Will the bull be back? Of course it will someday. I also expect a few mini bull markets along the way as we work through this big ugly bear. One thing is for sure: The investing world will never be the same.
You are going to have to be much more active with your 401k in order to grow your nest egg properly. Diversification and nimbleness will be crucial as we navigate through this disaster. I am beginning to believe that once investors are burned once again as we break the lows, they may run to fixed income for a looong time(that is if it doesn't explode).
Portfolio's in the future will probably see 50% or more of assets in fixed income IMO. Stock exposure will become a much smaller piece of the pie. I think stocks will be considered "highly speculative" moving forward as the current generation licks their wounds after being burned multiple times by the market since 2000.
As a result, many financial planners and brokers will likely be forced to reduce their clients exposure to stocks. Can you imagine what this will do to the stock market as investment portfolio's make this transition? Ugly Ugly Ugly!
Be careful who you trust with your money with folks. Choosing your financial planner is one of the most important decisions of your life. Make sure you can trust them and if they have you 100% in equities right now run for the hills!
Lets talk a little bit about the market. We clearly broke through the 200 DMA on the S&P as the market went south by 2+% today. This is extremely bearish.
We are now sitting at some pretty important support levels. There is some decent downside resistance here around 880. A big move south tomorrow could force things to get ugly real fast.

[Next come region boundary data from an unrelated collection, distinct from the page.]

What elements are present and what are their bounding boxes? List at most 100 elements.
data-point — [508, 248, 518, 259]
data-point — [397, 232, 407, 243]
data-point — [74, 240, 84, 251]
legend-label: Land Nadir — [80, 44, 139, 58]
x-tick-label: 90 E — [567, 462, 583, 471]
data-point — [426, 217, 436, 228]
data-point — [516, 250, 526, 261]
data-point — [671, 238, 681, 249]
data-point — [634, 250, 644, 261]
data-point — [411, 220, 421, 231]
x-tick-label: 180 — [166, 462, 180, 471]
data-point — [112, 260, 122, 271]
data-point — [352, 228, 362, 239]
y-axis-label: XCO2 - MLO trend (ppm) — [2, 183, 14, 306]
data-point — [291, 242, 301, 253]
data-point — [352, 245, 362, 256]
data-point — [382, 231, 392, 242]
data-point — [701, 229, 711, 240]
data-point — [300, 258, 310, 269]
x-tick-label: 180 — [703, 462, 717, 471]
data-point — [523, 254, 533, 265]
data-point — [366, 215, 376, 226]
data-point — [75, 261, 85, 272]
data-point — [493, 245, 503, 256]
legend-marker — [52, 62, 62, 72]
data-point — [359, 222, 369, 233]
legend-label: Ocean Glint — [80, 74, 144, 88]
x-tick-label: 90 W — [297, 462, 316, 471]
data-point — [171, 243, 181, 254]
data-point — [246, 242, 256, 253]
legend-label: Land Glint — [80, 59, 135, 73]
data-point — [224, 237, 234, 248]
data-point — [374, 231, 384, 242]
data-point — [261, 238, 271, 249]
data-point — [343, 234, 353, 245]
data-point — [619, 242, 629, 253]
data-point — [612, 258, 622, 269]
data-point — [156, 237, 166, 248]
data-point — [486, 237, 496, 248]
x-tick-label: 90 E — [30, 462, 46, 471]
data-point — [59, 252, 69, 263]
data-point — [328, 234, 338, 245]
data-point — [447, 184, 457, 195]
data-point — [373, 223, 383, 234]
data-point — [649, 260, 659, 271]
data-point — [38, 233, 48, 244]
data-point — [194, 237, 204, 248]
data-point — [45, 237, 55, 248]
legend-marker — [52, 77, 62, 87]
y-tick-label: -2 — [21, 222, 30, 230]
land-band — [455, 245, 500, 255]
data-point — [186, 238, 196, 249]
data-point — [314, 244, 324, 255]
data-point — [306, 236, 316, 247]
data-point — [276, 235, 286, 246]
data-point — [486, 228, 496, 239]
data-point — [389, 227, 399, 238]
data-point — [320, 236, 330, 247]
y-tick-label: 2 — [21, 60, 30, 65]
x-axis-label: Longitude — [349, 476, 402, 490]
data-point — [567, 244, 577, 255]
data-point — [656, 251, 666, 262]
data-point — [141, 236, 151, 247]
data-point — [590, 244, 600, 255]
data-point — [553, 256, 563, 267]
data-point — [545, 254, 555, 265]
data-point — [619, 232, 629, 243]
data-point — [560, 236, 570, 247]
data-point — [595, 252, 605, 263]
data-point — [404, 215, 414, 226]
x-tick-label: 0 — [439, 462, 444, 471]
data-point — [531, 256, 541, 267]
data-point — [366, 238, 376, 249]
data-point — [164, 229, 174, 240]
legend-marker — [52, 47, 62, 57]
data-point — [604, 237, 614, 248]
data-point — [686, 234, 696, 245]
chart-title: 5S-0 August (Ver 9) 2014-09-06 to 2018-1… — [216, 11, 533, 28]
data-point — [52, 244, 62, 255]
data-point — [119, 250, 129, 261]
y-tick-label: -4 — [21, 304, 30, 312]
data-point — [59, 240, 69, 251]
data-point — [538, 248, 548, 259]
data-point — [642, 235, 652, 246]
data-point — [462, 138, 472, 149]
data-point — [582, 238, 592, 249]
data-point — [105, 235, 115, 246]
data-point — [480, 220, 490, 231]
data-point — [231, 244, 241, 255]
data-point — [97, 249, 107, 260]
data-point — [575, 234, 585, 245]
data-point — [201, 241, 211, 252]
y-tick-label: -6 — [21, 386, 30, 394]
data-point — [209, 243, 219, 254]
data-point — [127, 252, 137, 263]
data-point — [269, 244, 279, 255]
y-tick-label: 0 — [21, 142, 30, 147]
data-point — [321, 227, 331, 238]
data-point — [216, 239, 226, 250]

Keep an eye on Alcoa tomorrow as earnings season begins. This is the first big name to report. Their CEO was fairly bullish based on a rebound in China so who knows they may surprise to the upside. Many of the big banks report next week. That should get really interesting.
Don't forget that we continue to sell billions and billions of treasuries throughout the next few weeks. We have a long end 10 year auction later this week. Keep a close eye on this one. The $35 billion 3 year auction went ok today. The bid to cover was decent(2.6 I believe) but the interest rate was a few points higher then what was expected. This tells you that investors are demanding yield as they watch our Ponzi spending game continue.
It should be an exciting few weeks as we watch all of this unfold. Fireworks and perhaps a Black Swan would not surprise to me.
I continue to hold onto the same positions. My current plays: BEARX(long term hold), Sept. SPY PUTS, GLD, SLV, SDS, and some old SRS that I bought at $85(ouch this one still hurts). I still hold onto that SRS to remind me that being stubborn and overconfident is a great way to end up in the poor house:) I think its always good to remember your mistakes. they always remind you that Mr. Market beats to its own drum.
I also own a few long spec biotechs. The rest(80%) is in cash and bonds.
Cash will be king if Rosenberg is right.